WOULD BAR POLITICS FROM CUNY–SUNY SELECTIONS: Alluding to the recent selection of a CUNY college president in which the fear of reprisal dominated the process, state Senator Toby Stavisky (D–Flushing) has introduced a bill which would prohibit the appointment of a CUNY or SUNY trustee when that trustee serves under the supervision of the person making the appointment, namely the mayor or the governor.
Stavisky, complaining that one recent appointment was "an example of backroom politics at its worst," stated: "Political threats and intimidation have no place in the selection process."
The Flushing lawmaker, the ranking Democrat on the senate Higher Education Committee, commended state Comptroller Carl McCall for his recent recommendation to establish a nominating committee to recruit and screen CUNY and SUNY trustees, just as judges are screened.
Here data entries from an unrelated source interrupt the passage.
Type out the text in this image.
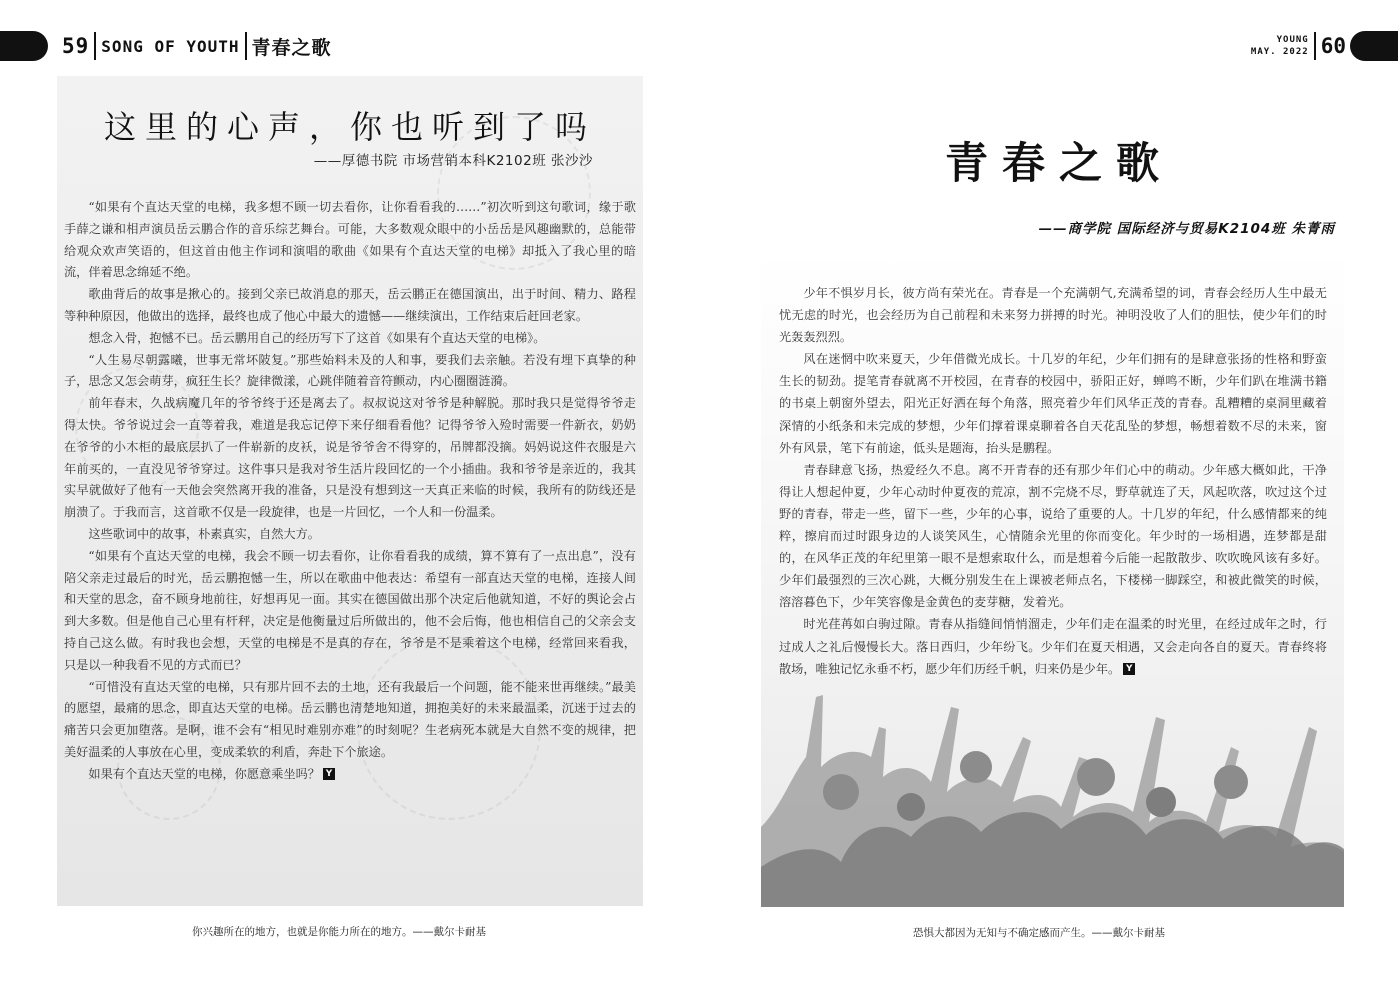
59 SONG OF YOUTH 青春之歌	YOUNG
MAY. 2022 60
这里的心声，你也听到了吗
——厚德书院 市场营销本科K2102班 张沙沙

“如果有个直达天堂的电梯，我多想不顾一切去看你，让你看看我的……”初次听到这句歌词，缘于歌手薛之谦和相声演员岳云鹏合作的音乐综艺舞台。可能，大多数观众眼中的小岳岳是风趣幽默的，总能带给观众欢声笑语的，但这首由他主作词和演唱的歌曲《如果有个直达天堂的电梯》却抵入了我心里的暗流，伴着思念绵延不绝。

歌曲背后的故事是揪心的。接到父亲已故消息的那天，岳云鹏正在德国演出，出于时间、精力、路程等种种原因，他做出的选择，最终也成了他心中最大的遗憾——继续演出，工作结束后赶回老家。

想念入骨，抱憾不已。岳云鹏用自己的经历写下了这首《如果有个直达天堂的电梯》。

“人生易尽朝露曦，世事无常坏陂复。”那些始料未及的人和事，要我们去亲触。若没有埋下真挚的种子，思念又怎会萌芽，疯狂生长？旋律微漾，心跳伴随着音符颤动，内心圈圈涟漪。

前年春末，久战病魔几年的爷爷终于还是离去了。叔叔说这对爷爷是种解脱。那时我只是觉得爷爷走得太快。爷爷说过会一直等着我，难道是我忘记停下来仔细看看他？记得爷爷入殓时需要一件新衣，奶奶在爷爷的小木柜的最底层扒了一件崭新的皮袄，说是爷爷舍不得穿的，吊牌都没摘。妈妈说这件衣服是六年前买的，一直没见爷爷穿过。这件事只是我对爷生活片段回忆的一个小插曲。我和爷爷是亲近的，我其实早就做好了他有一天他会突然离开我的准备，只是没有想到这一天真正来临的时候，我所有的防线还是崩溃了。于我而言，这首歌不仅是一段旋律，也是一片回忆，一个人和一份温柔。

这些歌词中的故事，朴素真实，自然大方。

“如果有个直达天堂的电梯，我会不顾一切去看你，让你看看我的成绩，算不算有了一点出息”，没有陪父亲走过最后的时光，岳云鹏抱憾一生，所以在歌曲中他表达：希望有一部直达天堂的电梯，连接人间和天堂的思念，奋不顾身地前往，好想再见一面。其实在德国做出那个决定后他就知道，不好的舆论会占到大多数。但是他自己心里有杆秤，决定是他衡量过后所做出的，他不会后悔，他也相信自己的父亲会支持自己这么做。有时我也会想，天堂的电梯是不是真的存在，爷爷是不是乘着这个电梯，经常回来看我，只是以一种我看不见的方式而已？

“可惜没有直达天堂的电梯，只有那片回不去的土地，还有我最后一个问题，能不能来世再继续。”最美的愿望，最痛的思念，即直达天堂的电梯。岳云鹏也清楚地知道，拥抱美好的未来最温柔，沉迷于过去的痛苦只会更加堕落。是啊，谁不会有“相见时难别亦难”的时刻呢？生老病死本就是大自然不变的规律，把美好温柔的人事放在心里，变成柔软的利盾，奔赴下个旅途。

如果有个直达天堂的电梯，你愿意乘坐吗？ Y

青春之歌
——商学院 国际经济与贸易K2104班 朱菁雨

少年不惧岁月长，彼方尚有荣光在。青春是一个充满朝气,充满希望的词，青春会经历人生中最无忧无虑的时光，也会经历为自己前程和未来努力拼搏的时光。神明没收了人们的胆怯，使少年们的时光轰轰烈烈。

风在迷惘中吹来夏天，少年借微光成长。十几岁的年纪，少年们拥有的是肆意张扬的性格和野蛮生长的韧劲。提笔青春就离不开校园，在青春的校园中，骄阳正好，蝉鸣不断，少年们趴在堆满书籍的书桌上朝窗外望去，阳光正好洒在每个角落，照亮着少年们风华正茂的青春。乱糟糟的桌洞里藏着深情的小纸条和未完成的梦想，少年们撑着课桌聊着各自天花乱坠的梦想，畅想着数不尽的未来，窗外有风景，笔下有前途，低头是题海，抬头是鹏程。

青春肆意飞扬，热爱经久不息。离不开青春的还有那少年们心中的萌动。少年感大概如此，干净得让人想起仲夏，少年心动时仲夏夜的荒凉，割不完烧不尽，野草就连了天，风起吹落，吹过这个过野的青春，带走一些，留下一些，少年的心事，说给了重要的人。十几岁的年纪，什么感情都来的纯粹，擦肩而过时跟身边的人谈笑风生，心情随余光里的你而变化。年少时的一场相遇，连梦都是甜的，在风华正茂的年纪里第一眼不是想索取什么，而是想着今后能一起散散步、吹吹晚风该有多好。少年们最强烈的三次心跳，大概分别发生在上课被老师点名，下楼梯一脚踩空，和被此微笑的时候，溶溶暮色下，少年笑容像是金黄色的麦芽糖，发着光。

时光荏苒如白驹过隙。青春从指缝间悄悄溜走，少年们走在温柔的时光里，在经过成年之时，行过成人之礼后慢慢长大。落日西归，少年纷飞。少年们在夏天相遇，又会走向各自的夏天。青春终将散场，唯独记忆永垂不朽，愿少年们历经千帆，归来仍是少年。 Y

你兴趣所在的地方，也就是你能力所在的地方。——戴尔卡耐基	恐惧大都因为无知与不确定感而产生。——戴尔卡耐基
BUSH–CHENEY CELEBRATION: The Amerasian Outreach Committee of the Frank Kenna Republican Club in Astoria is celebrating the victory of President George Bush and Vice President Dick Cheney on Saturday, Mar. 3rd at Tropical Island, 69-09 Roosevelt Ave., Woodside. Buffet dinner and dance tickets are $20 per person minimum.
CANDIDATE/PUBLISHER: Rudolfo Flores, one of several Democratic candidates for City Council in the 25th District (Jackson Heights) says he is the first Peruvian to seek a council seat. Flores publishes an Hispanic resource guide containing the names of 600 Hispanic organizations on America Online called "Hola!" Flores describes it as a great marketing tool database and networking resource. Hola is available through Dan-Ed Enterprises Inc., 38-01 23rd Ave., Long Island City.